Desde a virada dos anos 2000, corre na Capital um velado temor pela doença. Ainda que casos de hepatite sejam frequentes, apenas alguns tomam a decisão de realizar o teste anti-HCV. A maioria se mantém calado. Coordenador da Cooperativa dos Esportistas Práticos do Brasil, que reúne ex-jogadores no projeto municipal Futebol Social Clube, dirigido a crianças de vilas pobres de Porto Alegre, Clóvis Meira trabalhou com Adilson no programa.
- A gente insistia, implorava para que ele fizesse os testes, e ele (Adilson) rebatia dizendo que estava bem - lamenta Clóvis, formado na base do Grêmio antes jogar pelo Interior.
Em 2005, Adilson morreu por falência múltipla dos órgãos, aos 58 anos.

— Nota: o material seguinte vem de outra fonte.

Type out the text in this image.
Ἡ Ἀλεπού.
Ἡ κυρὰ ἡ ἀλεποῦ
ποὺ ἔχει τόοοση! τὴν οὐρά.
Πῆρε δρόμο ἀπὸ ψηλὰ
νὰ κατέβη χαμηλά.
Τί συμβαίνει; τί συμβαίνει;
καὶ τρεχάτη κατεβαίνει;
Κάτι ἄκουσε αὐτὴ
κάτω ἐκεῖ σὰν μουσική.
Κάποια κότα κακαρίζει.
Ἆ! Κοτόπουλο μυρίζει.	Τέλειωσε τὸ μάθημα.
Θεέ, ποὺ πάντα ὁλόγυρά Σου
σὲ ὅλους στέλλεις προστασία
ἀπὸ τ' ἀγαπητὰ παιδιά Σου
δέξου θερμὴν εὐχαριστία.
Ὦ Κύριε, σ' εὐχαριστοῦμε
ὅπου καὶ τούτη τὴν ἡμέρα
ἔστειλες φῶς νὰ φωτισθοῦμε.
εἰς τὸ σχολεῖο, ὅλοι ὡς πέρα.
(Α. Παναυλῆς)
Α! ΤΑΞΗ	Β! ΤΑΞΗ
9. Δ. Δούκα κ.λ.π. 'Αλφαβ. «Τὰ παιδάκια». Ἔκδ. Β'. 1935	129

- Tem muita gente que está morrendo - alertou o ex-profissional anônimo, num desabafo profético e triste, culpando a negligência.
Jorge Anadon, por exemplo. Era um volante vigoroso no Juventude, Atlético-PR, Inter-SM e treinou, entre outros, o Brasil-Pel e o Sapucaiense. Trabalhava no Kuwait e retornou às pressas, doente. Em fevereiro de 2012, morreu devido a complicações da hepatite C. Tinha 54 anos.
Num camarote da Arena, antes de Grêmio e Fluminense, no dia 10 de abril, o técnico Luiz Felipe Scolari, da Seleção Brasileira, surpreendeu-se quando soube da morte de Anadon:
- O Anadon? Não é possível!
Mesmo destino teve Fiorese. Zagueiro das bases do Grêmio, terminou a carreira no Atlético de Carazinho. Em 2003, morreu por hepatite C, aos 52 anos. Geraldo Almeida, o Sarará, da base de Inter e Caxias, foi doar sangue e descobriu o vírus. No ano passado, morreu aos 57 anos.
Há vários outros motivos para a negligência.
- Os caras evitam o teste da hepatite porque podem ser obrigados a largar a vida de churrascadas e bebidas - disse o técnico Ernesto Guedes, infectado numa transfusão de sangue.
Quem carrega o vírus e consome álcool acelera o caminho à cirrose e ao câncer de fígado.
O exemplo do ex-atacante Didi Pedalada é outro caso marcante. Orandir Portassi Lucas se destacou no Guarany de Bagé, Inter e Cruzeiro de Porto Alegre nos anos 1960 e 1970 e, após a carreira, já escrivão de polícia, foi condenado por envolvimento no sequestro dos uruguaios Lílian Celiberti e Universindo Diáz durante a ditadura militar. Um episódio rumoroso de 1978. Morreu em 1º de janeiro de 2005, aos 60 anos, oficialmente por parada cardíaca. Na cidade, porém, o comentário é de que ele tinha cirrose.
- Ele mesmo dizia: tudo o que precisava era de um fígado novo para o transplante - lembrou Valmir Louruz, ex-zagueiro do Inter e técnico.
Os amigos estavam certos: Didi Pedalada morreu com hepatite C.
A outra razão do silêncio é o receio de discriminação. Quem fala em fazer o teste ou revela a doença é tomado por alcoólatra. Quando não é confundido com ex-dopado ou aidético.
- É ignorância e preconceito, sim - definiu Wilson Piazza, tricampeão mundial com a Seleção de Pelé e Tostão, hoje presidente da Federação das Associações de Atletas Profissionais (FAAP), que congrega ex-jogadores de todo o país.
A entidade liderou, em 2010, uma campanha nacional contra hepatites virais. Registrou não mais do que 209 ex-jogadores com teste positivo no Brasil. Cerca de três dezenas no Estado.
Um deles é João Alberto, centroavante formado no Grêmio que jogou 13 anos no São José. Fez transplante de fígado e hoje zerou o vírus.
- A gente só fica sabendo quando está morrendo. Eu estava meio bronze - disse.
Clóvis Meira queria mais gente procurando um diagnóstico:
- O pessoal não faz nem exame da próstata.